Alberto Vogtmann

Personal information
- Full name: Alberto Vogtmann
- Date of birth: 10 March 2006 (age 20)
- Place of birth: Vejle, Denmark
- Height: 1.79 m (5 ft 10 in)
- Position: Left-back

Team information
- Current team: Roskilde (on loan from Sønderjyske)
- Number: 21

Youth career
- Hover IF
- Bredballe IF
- Jelling FS
- 0000–2022: Vejle
- 2022–2024: Kolding
- 2024–2025: Sønderjyske

Senior career*
- Years: Team / Apps / (Gls)
- 2025–: Sønderjyske / 2 / (0)
- 2026–: → Roskilde (loan) / 11 / (0)

= Alberto Vogtmann =

Danish footballer (born 2006)

Alberto Vogtmann (born 10 March 2006) is a Danish footballer who plays as a left-back for Danish 2nd Division club FC Roskilde, on loan from Danish Superliga club Sønderjyske.

==Career==
===Club career===
In his early youth, Vogtmann played for several clubs in the Vejle area, namely Hover IF, Bredballe IF, and Jelling FS, before he later in his youth career transferred to Vejle Boldklub. Later, Vogtmann transferred to Kolding IF where he stayed for two seasons, before moving to Sønderjyske's U19 team ahead of the 2024–25 season.

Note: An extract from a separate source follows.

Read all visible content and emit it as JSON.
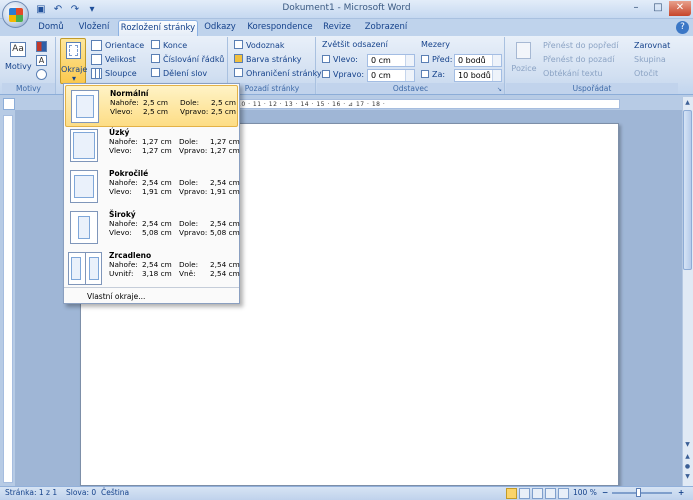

Vogtmann performed so well on both the U19 team and the club's reserve team that on May 8, 2025, he signed a one-year contract and was simultaneously promoted to the first-team squad permanently from the 2025–26 season.

Just 10 days later, on May 18, 2025, Vogtmann was called up to the first-team squad for the first time ahead of a Danish Superliga match against Lyngby Boldklub. He made his official debut in the same match when he came on in the 88th minute to replace Marc Dal Hende.

On 3 February 2026, Danish 2nd Division club FC Roskilde loaned 19-year-old Vogtmann from Sønderjyske for the remainder of the season.